Electric vehicles (EV) and energy storage are perhaps the most important energy strategy second to renewable energy such as solar photovoltaic. The reason EV is so important to a national energy strategy is the fact that oil used for transportation accounts for more than twice the energy required to supply the entire electric needs of the US market. See the Green Econometrics post Energy Perspective The issue is formulating an effective energy strategy that embraces renewable energy and smart grid technologies.

Figure 2 US Electric VehiclesElectric Vehicles
Source: Ward Automotive, Pike Research, Green Econometrics

Just how critical is infrastructure to supporting electric vehicles?

According to information from Tesla Motors’ registration filings with the SEC in June 2010, the charge time on the Tesla Roadster using a 240 volt, 40 amp outlet to full capacity takes approximately 7 hours.
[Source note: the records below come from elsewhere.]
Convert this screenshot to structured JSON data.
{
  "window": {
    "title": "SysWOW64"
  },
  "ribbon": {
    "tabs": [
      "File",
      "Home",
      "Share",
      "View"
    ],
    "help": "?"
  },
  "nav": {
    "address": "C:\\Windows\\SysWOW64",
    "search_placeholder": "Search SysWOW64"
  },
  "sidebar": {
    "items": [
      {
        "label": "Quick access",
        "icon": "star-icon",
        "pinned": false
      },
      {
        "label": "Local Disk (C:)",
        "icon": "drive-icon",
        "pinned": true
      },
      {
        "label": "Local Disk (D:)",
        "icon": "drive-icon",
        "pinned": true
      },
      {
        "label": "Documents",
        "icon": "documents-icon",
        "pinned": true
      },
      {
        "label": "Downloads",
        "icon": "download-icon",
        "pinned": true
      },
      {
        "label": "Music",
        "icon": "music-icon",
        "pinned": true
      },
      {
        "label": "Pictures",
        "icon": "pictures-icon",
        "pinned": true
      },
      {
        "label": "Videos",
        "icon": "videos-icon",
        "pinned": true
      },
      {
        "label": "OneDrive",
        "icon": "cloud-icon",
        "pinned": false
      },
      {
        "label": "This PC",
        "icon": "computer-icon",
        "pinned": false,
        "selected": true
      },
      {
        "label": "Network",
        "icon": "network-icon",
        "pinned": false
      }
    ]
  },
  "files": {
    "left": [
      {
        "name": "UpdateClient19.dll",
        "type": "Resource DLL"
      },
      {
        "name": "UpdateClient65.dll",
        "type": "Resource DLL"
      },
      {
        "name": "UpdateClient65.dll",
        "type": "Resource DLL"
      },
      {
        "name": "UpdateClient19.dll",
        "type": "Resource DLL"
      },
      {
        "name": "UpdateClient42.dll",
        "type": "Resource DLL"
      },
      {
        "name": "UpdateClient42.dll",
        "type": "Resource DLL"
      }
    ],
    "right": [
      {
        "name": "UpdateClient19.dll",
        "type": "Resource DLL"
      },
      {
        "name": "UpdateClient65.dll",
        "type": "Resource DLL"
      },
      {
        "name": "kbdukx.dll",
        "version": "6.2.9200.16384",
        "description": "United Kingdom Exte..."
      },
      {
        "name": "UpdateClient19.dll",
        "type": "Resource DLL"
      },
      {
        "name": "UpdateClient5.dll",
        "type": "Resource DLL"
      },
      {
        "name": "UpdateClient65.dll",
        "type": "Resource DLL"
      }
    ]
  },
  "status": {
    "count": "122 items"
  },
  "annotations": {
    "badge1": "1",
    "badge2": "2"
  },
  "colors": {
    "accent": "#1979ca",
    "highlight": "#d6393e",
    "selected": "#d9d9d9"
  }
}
Assuming most drivers are in their vehicles for work five days a week and one day on the weekend, the electric energy consumption to charge the electric vehicle amounts to approximately 67 KWH a day and for a six-day per week charging, 20,966 KWH per EV per year.

According to the DOE Energy Information Administration, the average residential home consumes about 11,000 KWH a year. So the electric vehicle is roughly double is energy use of a typical home. Given capacity constraints in electric generation, tripling the electric energy use per house would more exacerbate our already tenuous energy situation,

Figure 3 Smart Grid is Critical for US Electric VehiclesSmart grid
Source: EIA, Green Econometrics

To sustain economic growth and avoid dependence on foreign oil, electric vehicles provide a migration path towards energy independence. To support the adoption of electric vehicles, a tremendous investment in our electric infrastructure is required. A dramatic supply shock to oil could raise substantially the retail price of gas and thereby drive consumer towards EVs at an accelerated rate. If half the vehicles on the road were electric, our electric generating capacity would need to increase dramatically and outfitted with smart grid technologies to stabilize transmission.

The bottom line is vision and innovation require investment into infrastructure and in particular renewable energy generation like solar and wind and the grid to support intelligent transmission and distribution.